Back to my copy of the book I turn. The sentence continues “as a result of a traditional training,” so I enter the word “traditional,” and I’m rewarded with . . . the same damn passage again! I have already seen it twice, now thrice. My search for the term “traditional” returns a hit for “traditionally” in the passage I have already seen and, importantly, no hit for the instance of “traditional” that I know (from reading the copy of the book on my desk) appears in the next line. How about “training,” I wonder. Nothing! Clearly Google is on to me now. I get results for other instances of the word “training” but not for the one that I know appears in the continuation of the sentence I have already seen.

Well, this certainly is reading Macroanalysis the hard way. I’ve now spent 30 minutes to gain access to exactly 100 words beyond what was offered in the initial preview. And, of course, my method involved having access to the full text! Without the full text, I don’t think such a process of searching and reading is possible, and if it is possible, it is certainly not feasible!

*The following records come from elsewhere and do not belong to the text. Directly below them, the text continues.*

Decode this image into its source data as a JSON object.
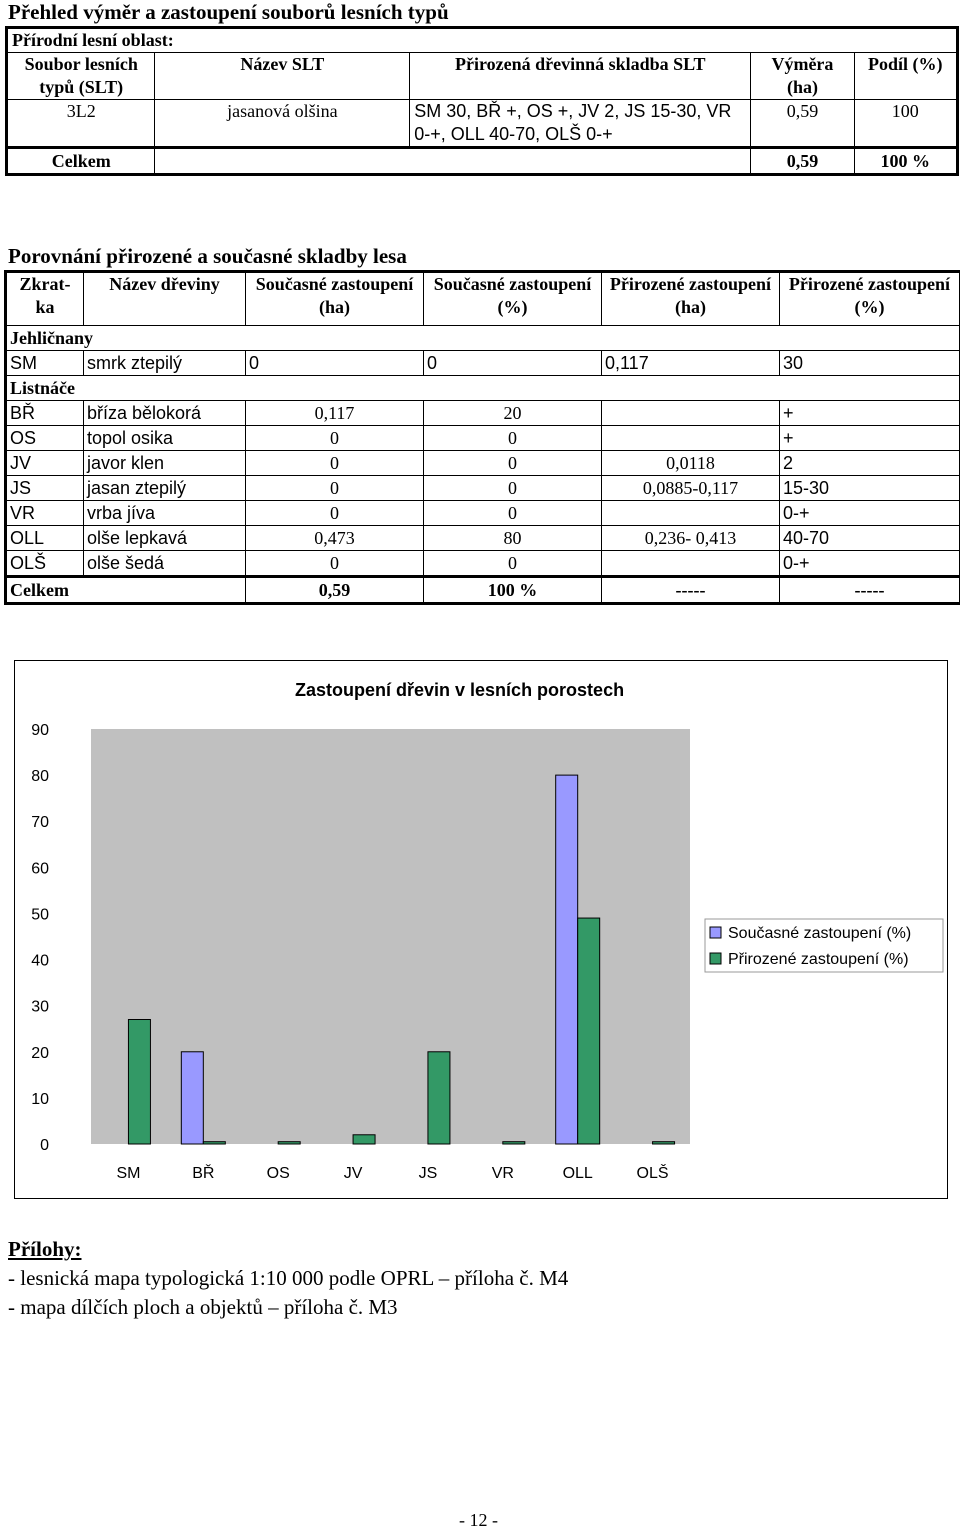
{
  "section1": {
    "title": "Přehled výměr a zastoupení souborů lesních typů",
    "region_label": "Přírodní lesní oblast:",
    "headers": {
      "slt": "Soubor lesních typů (SLT)",
      "name": "Název SLT",
      "composition": "Přirozená dřevinná skladba SLT",
      "area": "Výměra (ha)",
      "share": "Podíl (%)"
    },
    "rows": [
      {
        "code": "3L2",
        "name": "jasanová olšina",
        "composition": "SM 30, BŘ +, OS +, JV 2, JS 15-30, VR 0-+, OLL 40-70, OLŠ 0-+",
        "area": "0,59",
        "share": "100"
      }
    ],
    "total": {
      "label": "Celkem",
      "area": "0,59",
      "share": "100 %"
    }
  },
  "section2": {
    "title": "Porovnání přirozené a současné skladby lesa",
    "headers": {
      "abbr": "Zkrat- ka",
      "name": "Název dřeviny",
      "cur_ha": "Současné zastoupení (ha)",
      "cur_pct": "Současné zastoupení (%)",
      "nat_ha": "Přirozené zastoupení (ha)",
      "nat_pct": "Přirozené zastoupení (%)"
    },
    "group_conifers": "Jehličnany",
    "conifers": [
      {
        "abbr": "SM",
        "name": "smrk ztepilý",
        "cur_ha": "0",
        "cur_pct": "0",
        "nat_ha": "0,117",
        "nat_pct": "30"
      }
    ],
    "group_broadleaves": "Listnáče",
    "broadleaves": [
      {
        "abbr": "BŘ",
        "name": "bříza bělokorá",
        "cur_ha": "0,117",
        "cur_pct": "20",
        "nat_ha": "",
        "nat_pct": "+"
      },
      {
        "abbr": "OS",
        "name": "topol osika",
        "cur_ha": "0",
        "cur_pct": "0",
        "nat_ha": "",
        "nat_pct": "+"
      },
      {
        "abbr": "JV",
        "name": "javor klen",
        "cur_ha": "0",
        "cur_pct": "0",
        "nat_ha": "0,0118",
        "nat_pct": "2"
      },
      {
        "abbr": "JS",
        "name": "jasan ztepilý",
        "cur_ha": "0",
        "cur_pct": "0",
        "nat_ha": "0,0885-0,117",
        "nat_pct": "15-30"
      },
      {
        "abbr": "VR",
        "name": "vrba jíva",
        "cur_ha": "0",
        "cur_pct": "0",
        "nat_ha": "",
        "nat_pct": "0-+"
      },
      {
        "abbr": "OLL",
        "name": "olše lepkavá",
        "cur_ha": "0,473",
        "cur_pct": "80",
        "nat_ha": "0,236- 0,413",
        "nat_pct": "40-70"
      },
      {
        "abbr": "OLŠ",
        "name": "olše šedá",
        "cur_ha": "0",
        "cur_pct": "0",
        "nat_ha": "",
        "nat_pct": "0-+"
      }
    ],
    "total": {
      "label": "Celkem",
      "cur_ha": "0,59",
      "cur_pct": "100 %",
      "nat_ha": "-----",
      "nat_pct": "-----"
    }
  },
  "chart_data": {
    "type": "bar",
    "title": "Zastoupení dřevin v lesních porostech",
    "categories": [
      "SM",
      "BŘ",
      "OS",
      "JV",
      "JS",
      "VR",
      "OLL",
      "OLŠ"
    ],
    "series": [
      {
        "name": "Současné zastoupení (%)",
        "color": "#9999ff",
        "values": [
          0,
          20,
          0,
          0,
          0,
          0,
          80,
          0
        ]
      },
      {
        "name": "Přirozené zastoupení (%)",
        "color": "#339966",
        "values": [
          27,
          0.5,
          0.5,
          2,
          20,
          0.5,
          49,
          0.5
        ]
      }
    ],
    "yticks": [
      "0",
      "10",
      "20",
      "30",
      "40",
      "50",
      "60",
      "70",
      "80",
      "90"
    ],
    "ylim": [
      0,
      90
    ],
    "plot_background": "#c0c0c0",
    "legend_position": "right",
    "grid": false
  },
  "attachments": {
    "title": "Přílohy:",
    "items": [
      "- lesnická mapa typologická 1:10 000 podle OPRL – příloha č. M4",
      "- mapa dílčích ploch a objektů – příloha č. M3"
    ]
  },
  "page_number": "- 12 -"
}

But let’s assume that a super savvy text pirate, with extensive training in English language syntax could guess the right words to search and then perform at least as well as I did using a full text version of my book as a crutch. My book contains, roughly, 80,000 words. Not counting the ~5k offered in the preview, that leaves 75,000 words to steal. At a rate of 200 words per hour, it would take this super savvy text pirate 375 hours to reconstruct my book. That’s about 47 days of full-time, eight-hour work.

I get it. Times are tough and some folks simply need to steal books from snippet view because they can’t afford to buy them. I’m sympathetic to these folks; they need to satisfy their intense passion for reading and knowledge and who could blame them? Then again, if we consider the opportunity cost at $7.25 per hour (the current minimum wage), then stealing this book from snippet view would cost a savvy text pirate $2,218.75 in lost wages. The eBook version of my text, linked to from the Google Books web page, sells for $14.95. Hmmm?